Folk wisdom tells us it’s lonely at the top. This makes intuitive sense: To occupy the sole position atop a hierarchy, to have the sole authority for tough decisions nobody else wants to (or can) make, and to bear the sole responsibility for the consequences of those decisions is, almost by definition, to be alone. Power implies isolation.

Yet behavioral science research has demonstrated that power confers psychological resources on its holders that might help stave off the loneliness that can accompany isolation. In recent years, studies have found that power enhances power-holders’ beliefs that they control their own fates, buffers them from stress and creates the perception that others’ are consistently “in their corner.”

So is it lonely at the top or not?
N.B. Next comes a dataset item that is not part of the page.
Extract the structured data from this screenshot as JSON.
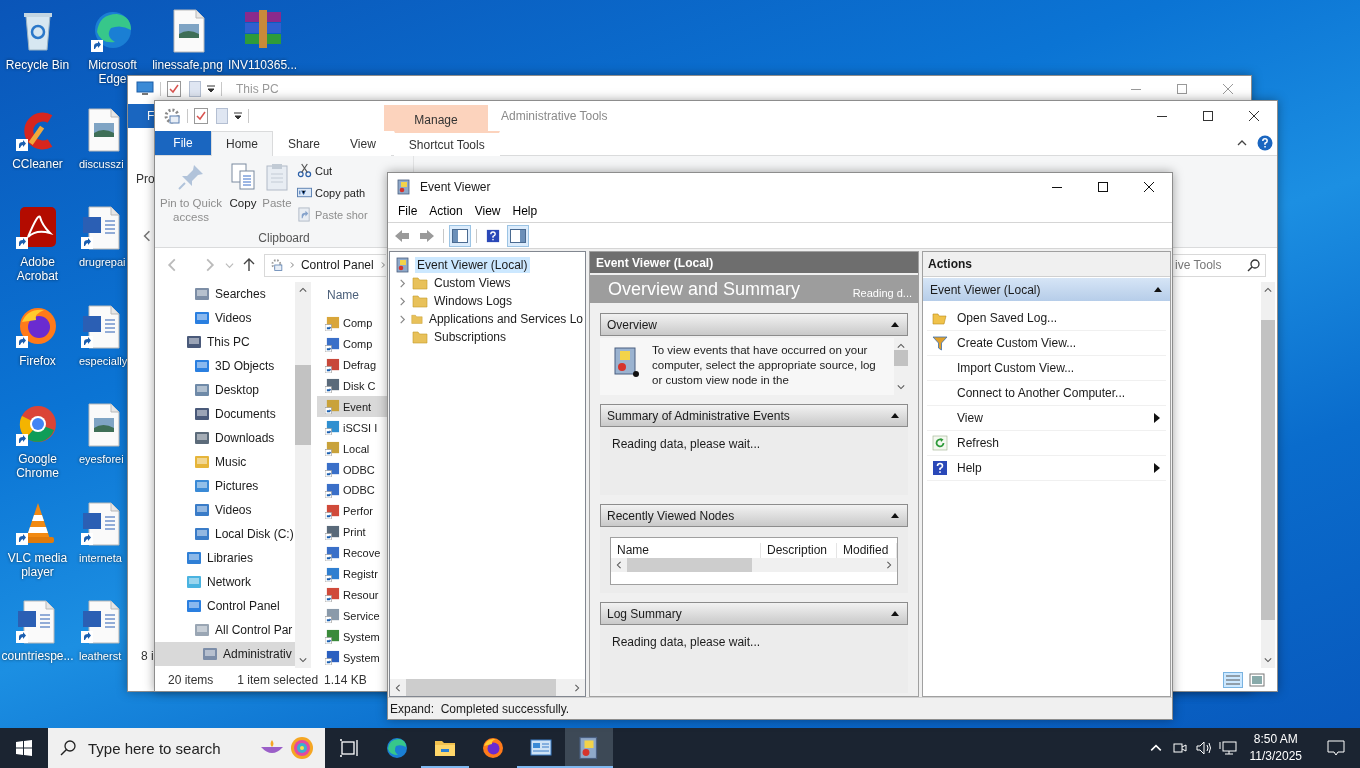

To find out, we tested the relationship between power and loneliness in a series of studies to be published in a forthcoming issue of Organizational Behavior and Human Decision Processes. Our research suggests that it is not, in fact, lonely at the top — not because you’re not alone, but because being alone is not the same as feeling alone.

We began by presenting a sample of 309 people from around the world with questionnaires assessing their general feelings of power and general feelings of loneliness. The loneliness questionnaire asked them to indicate how often they felt, for example, “I lack companionship,” and the power questionnaire asked them how much they agreed or disagreed with statements such as “In my relationships with others, I think I have a great deal of power.” We then computed loneliness and power scores for each participant.

Our results revealed a sizable and statistically significant negative relationship between the two: The more powerful people perceived themselves to be in their everyday lives, the less frequently they reported feeling lonely.

We also conducted several experiments with American adults and college students. First, we induced them to momentarily experience feelings of high or low power (for example, by asking one group of participants to write about the ways they had power in their daily lives and asking another group to write about the ways they lacked power in their daily lives). Then we gave them questionnaires that asked how often they felt left out, isolated and lacking in companionship. People who reflected on having power reported feeling less lonely than did people who reflected on lacking power.

Another study involved participants drawn from Amazon.com’s Mechanical Turk, an online marketplace for advertising and accepting all manner of jobs. We created a boss-subordinate relationship by asking one group of participants to choose seven tasks (e.g., a proofreading assignment, a logic game) for another participant in the marketplace to perform. Other participants, in the subordinate role, were given these assignments to complete. Again, those in the “boss” role consistently reported experiencing less loneliness than participants in the “subordinate” role.

In five other studies, we manipulated participants’ feelings of power with a decision task that those in power often face: allocating money and resources. We assigned some participants to divide up a small windfall of money ($1 to $12) with another participant any way they liked (with the option of giving the other participant everything or nothing) and assigned other participants as potential recipients of these allocations. Participants given power over making these financial decisions consistently reported experiencing less loneliness than participants given no financial decision-making power.

How to explain these results? We speculate that the psychological benefits of power can substitute for the human need to belong to social groups. In two of our studies, we included a separate questionnaire assessing how much participants experienced this need to belong. The results were clear: Power decreased loneliness by reducing the felt need for affiliation with others.

Being alone is not the same as feeling alone. You can have thousands of friends and feel lonely, or have only a single friend and feel connected. The separation from others — in stature, rank or responsibility — that power confers does not translate into loneliness. In fact, power has the opposite effect on its possessors, alleviating the need to belong and making them feel less alone.

Our research should give further enticement to power-seekers and further angst to those who resent those in power. Not only is it not so lonely at the top; it is far lonelier at the bottom.